The Rev. Volley Hanson worried that stress from the lack of running water and electricity might push people over the edge in the city of 22,000.
“The cash is going to be running out. We’ve already got street vendors hawking water, Cokes and cigarettes. Cigarettes are at seven bucks a pack,” Hanson said. “It’s nuts here, and it’s going to get worse.”
About 1,500 people were left stranded and awaiting rescue early Monday in Lumberton. Most of them were in knee-deep water, but some fled to rooftops as the brown waters swirled around them. Rescuers still had not made it to all the submerged cars or figured out exactly how many people are missing or dead, said Robeson County emergency management director Stephanie Chavis.
“I’ve been here right at 28 years,” she said. “This seems to be the worst one we’ve had in my career.”
The flooding there had not been predicted by computer models, adding to the growing fears of state officials, who say 500 water-retaining structures in the state are feeling Matthew’s impact.
McCrory advised out-of-state travelers to avoid using Interstate 95, one of the nation’s chief north-south travel corridors.
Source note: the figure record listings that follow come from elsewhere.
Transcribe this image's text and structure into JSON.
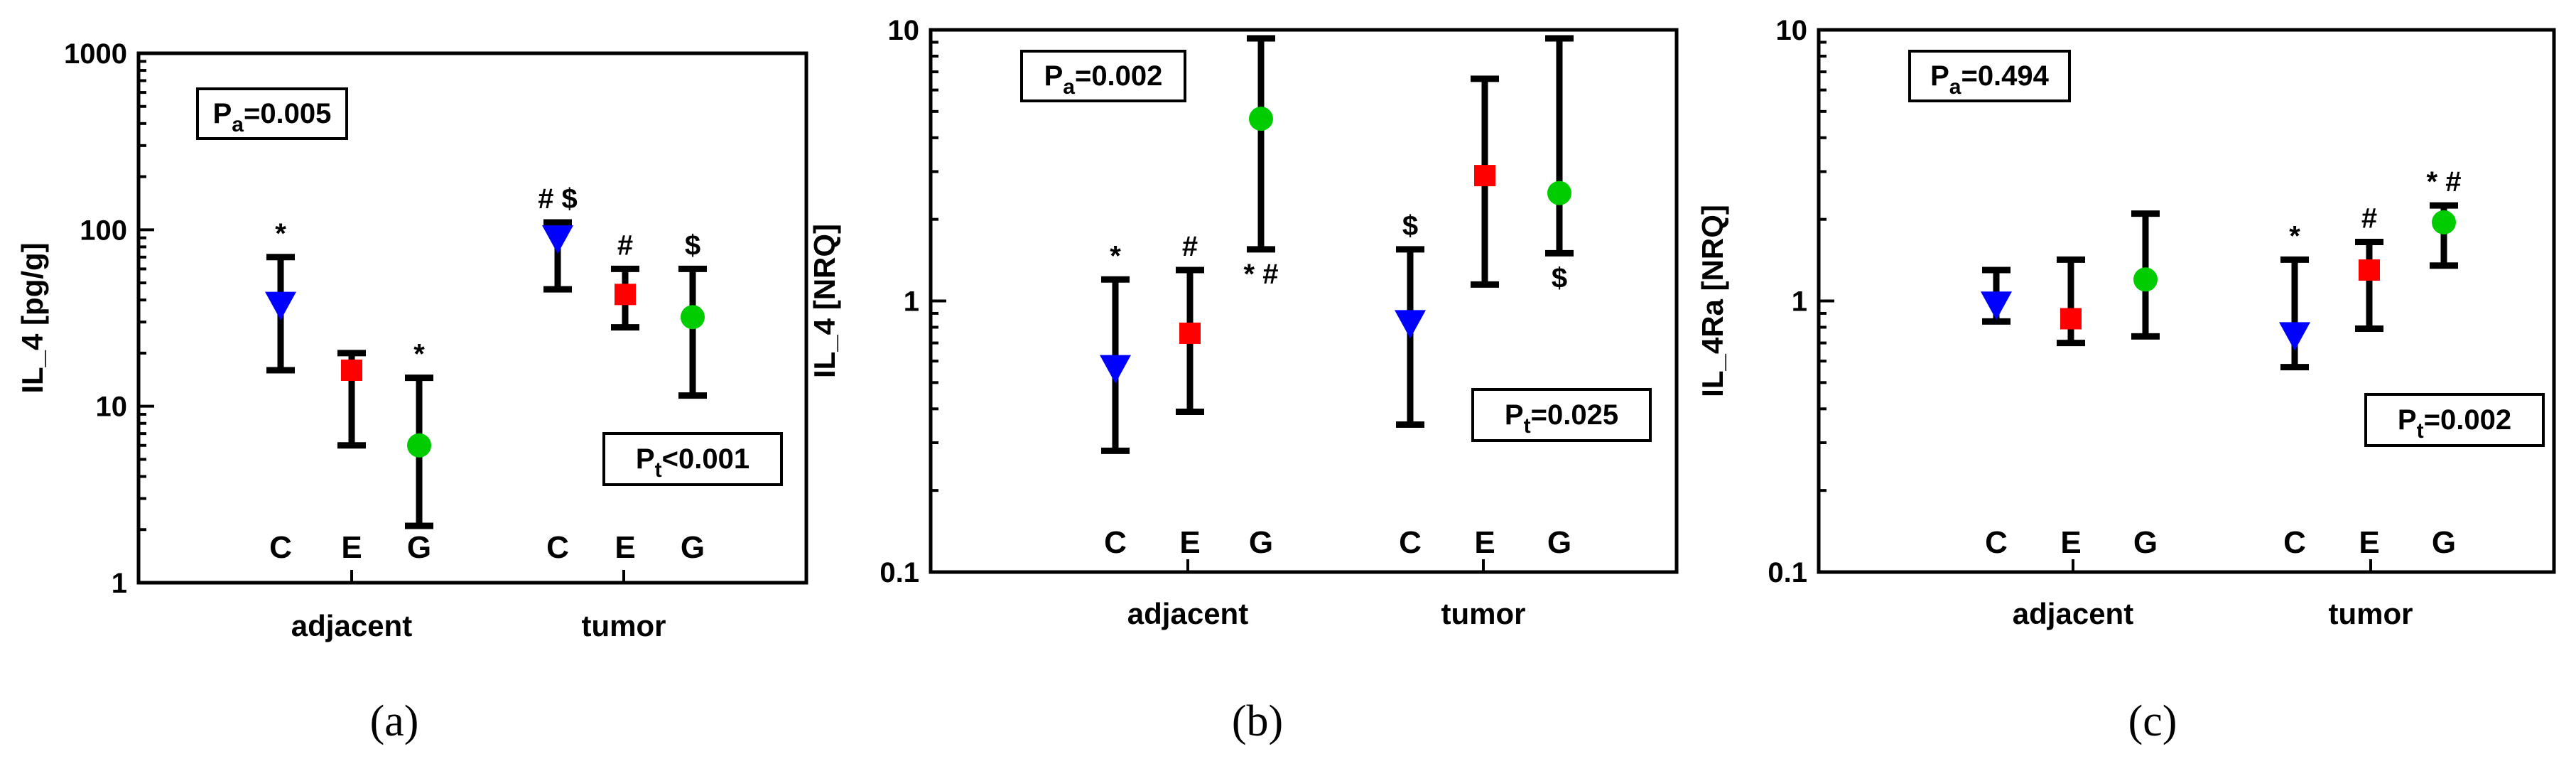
{
  "chart_data": [
    {
      "type": "scatter",
      "panel_label": "(a)",
      "ylabel": "IL_4 [pg/g]",
      "yscale": "log",
      "ylim": [
        1,
        1000
      ],
      "yticks": [
        "1",
        "10",
        "100",
        "1000"
      ],
      "yticks_val": [
        1,
        10,
        100,
        1000
      ],
      "groups": [
        "adjacent",
        "tumor"
      ],
      "categories": [
        "C",
        "E",
        "G"
      ],
      "series": [
        {
          "name": "C",
          "group": "adjacent",
          "value": 37,
          "lower": 16,
          "upper": 70,
          "marker": "triangle-down",
          "color": "#0000ff",
          "annotation": "*",
          "ann_pos": "above"
        },
        {
          "name": "E",
          "group": "adjacent",
          "value": 16,
          "lower": 6,
          "upper": 20,
          "marker": "square",
          "color": "#ff0000",
          "annotation": "",
          "ann_pos": "above"
        },
        {
          "name": "G",
          "group": "adjacent",
          "value": 6,
          "lower": 2.1,
          "upper": 14.5,
          "marker": "circle",
          "color": "#00cc00",
          "annotation": "*",
          "ann_pos": "above"
        },
        {
          "name": "C",
          "group": "tumor",
          "value": 88,
          "lower": 46,
          "upper": 110,
          "marker": "triangle-down",
          "color": "#0000ff",
          "annotation": "# $",
          "ann_pos": "above"
        },
        {
          "name": "E",
          "group": "tumor",
          "value": 43,
          "lower": 28,
          "upper": 60,
          "marker": "square",
          "color": "#ff0000",
          "annotation": "#",
          "ann_pos": "above"
        },
        {
          "name": "G",
          "group": "tumor",
          "value": 32,
          "lower": 11.5,
          "upper": 60,
          "marker": "circle",
          "color": "#00cc00",
          "annotation": "$",
          "ann_pos": "above"
        }
      ],
      "p_labels": [
        {
          "main": "P",
          "sub": "a",
          "rest": "=0.005"
        },
        {
          "main": "P",
          "sub": "t",
          "rest": "<0.001"
        }
      ]
    },
    {
      "type": "scatter",
      "panel_label": "(b)",
      "ylabel": "IL_4 [NRQ]",
      "yscale": "log",
      "ylim": [
        0.1,
        10
      ],
      "yticks": [
        "0.1",
        "1",
        "10"
      ],
      "yticks_val": [
        0.1,
        1,
        10
      ],
      "groups": [
        "adjacent",
        "tumor"
      ],
      "categories": [
        "C",
        "E",
        "G"
      ],
      "series": [
        {
          "name": "C",
          "group": "adjacent",
          "value": 0.56,
          "lower": 0.28,
          "upper": 1.2,
          "marker": "triangle-down",
          "color": "#0000ff",
          "annotation": "*",
          "ann_pos": "above"
        },
        {
          "name": "E",
          "group": "adjacent",
          "value": 0.76,
          "lower": 0.39,
          "upper": 1.3,
          "marker": "square",
          "color": "#ff0000",
          "annotation": "#",
          "ann_pos": "above"
        },
        {
          "name": "G",
          "group": "adjacent",
          "value": 4.7,
          "lower": 1.55,
          "upper": 9.3,
          "marker": "circle",
          "color": "#00cc00",
          "annotation": "* #",
          "ann_pos": "below"
        },
        {
          "name": "C",
          "group": "tumor",
          "value": 0.82,
          "lower": 0.35,
          "upper": 1.55,
          "marker": "triangle-down",
          "color": "#0000ff",
          "annotation": "$",
          "ann_pos": "above"
        },
        {
          "name": "E",
          "group": "tumor",
          "value": 2.9,
          "lower": 1.15,
          "upper": 6.6,
          "marker": "square",
          "color": "#ff0000",
          "annotation": "",
          "ann_pos": "above"
        },
        {
          "name": "G",
          "group": "tumor",
          "value": 2.5,
          "lower": 1.5,
          "upper": 9.3,
          "marker": "circle",
          "color": "#00cc00",
          "annotation": "$",
          "ann_pos": "below"
        }
      ],
      "p_labels": [
        {
          "main": "P",
          "sub": "a",
          "rest": "=0.002"
        },
        {
          "main": "P",
          "sub": "t",
          "rest": "=0.025"
        }
      ]
    },
    {
      "type": "scatter",
      "panel_label": "(c)",
      "ylabel": "IL_4Ra [NRQ]",
      "yscale": "log",
      "ylim": [
        0.1,
        10
      ],
      "yticks": [
        "0.1",
        "1",
        "10"
      ],
      "yticks_val": [
        0.1,
        1,
        10
      ],
      "groups": [
        "adjacent",
        "tumor"
      ],
      "categories": [
        "C",
        "E",
        "G"
      ],
      "series": [
        {
          "name": "C",
          "group": "adjacent",
          "value": 0.96,
          "lower": 0.84,
          "upper": 1.3,
          "marker": "triangle-down",
          "color": "#0000ff",
          "annotation": "",
          "ann_pos": "above"
        },
        {
          "name": "E",
          "group": "adjacent",
          "value": 0.86,
          "lower": 0.7,
          "upper": 1.42,
          "marker": "square",
          "color": "#ff0000",
          "annotation": "",
          "ann_pos": "above"
        },
        {
          "name": "G",
          "group": "adjacent",
          "value": 1.2,
          "lower": 0.74,
          "upper": 2.1,
          "marker": "circle",
          "color": "#00cc00",
          "annotation": "",
          "ann_pos": "above"
        },
        {
          "name": "C",
          "group": "tumor",
          "value": 0.74,
          "lower": 0.57,
          "upper": 1.42,
          "marker": "triangle-down",
          "color": "#0000ff",
          "annotation": "*",
          "ann_pos": "above"
        },
        {
          "name": "E",
          "group": "tumor",
          "value": 1.3,
          "lower": 0.79,
          "upper": 1.65,
          "marker": "square",
          "color": "#ff0000",
          "annotation": "#",
          "ann_pos": "above"
        },
        {
          "name": "G",
          "group": "tumor",
          "value": 1.95,
          "lower": 1.35,
          "upper": 2.25,
          "marker": "circle",
          "color": "#00cc00",
          "annotation": "* #",
          "ann_pos": "above"
        }
      ],
      "p_labels": [
        {
          "main": "P",
          "sub": "a",
          "rest": "=0.494"
        },
        {
          "main": "P",
          "sub": "t",
          "rest": "=0.002"
        }
      ]
    }
  ]
}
The interstate was submerged in multiple locations from Exit 77 to the South Carolina state line.
State officials say travelers who try using I-95 could face lengthy delays, with priority being given to people escaping floodwaters in places like Lumberton, where boat and helicopter crews are fishing people out of knee-deep water. I-40 West near Newton Grove was also closed.
An N.C. Department of Transportation website has updates on interstate highway closures related to the floodwaters.
McCrory said the state is poised for even more flooding along the Tar, Cape Fear, Neuse and Lumber rivers in Eastern North Carolina. The dangers there go beyond drowning, McCrory said, noting the waters are toxic from sewage, chemicals and dead animals that were caught up in the floods.
“The greatest threat at this point remains inland flooding that will continue this week in both the central and eastern parts of the state,” he said. “People who live near rivers, streams and levees need to be extremely careful.”
18 inches of rain
To date, about 2,600 people in the state have spent nights in 60 emergency shelters, state officials said. Thirty-eight school districts remained closed Monday, due in part to school sites being used as emergency shelters.
The after-effects of Hurricane Matthew will be felt for the rest of the week, state officials warn, as Eastern North Carolina communities brace for downstream flooding.
Some of the worst flooding so far is in Cumberland County, home to Fort Bragg. State officials are warning the public to stay out of Fayetteville’s downtown area because of evacuation and rescue efforts.
The National Weather Service reported 18.38 inches of rain in Elizabethtown in southeastern North Carolina, and 14 to 16 inches were dumped in other areas of the coastal Carolinas. The Sandhills region, which was still recovering from flooding rains a week earlier, was among the hardest hit areas of the state.
The top wind speed recorded in southeastern North Carolina was 86 mph at St. James Plantation in Brunswick County.
S.C. rescues
About 150 people were rescued by boats from flooding in the riverside village of Nichols on Monday, while across South Carolina the oceanfront hamlet of Edisto Beach began recovering from what officials called the worst hurricane hit in almost 40 years.
Matthew dumped 15 inches of rain in Marion County, sending the Lumber River out of its banks and inundating Nichols, which is about 10 miles from the North Carolina state line. About 150 people crowded into the town hall were rescued by boat by National Guard and Department of Natural Resources officers.
“There was not a dry spot in Nichols,” said resident Kathy Finger, 67. “There’s not a building there without water.”
Just over 400,000 customers remain without power in South Carolina after massive outages this weekend because of Hurricane Matthew. Three deaths from the storm have been reported in the state.
The Associated Press and correspondent Steve Lyttle contributed.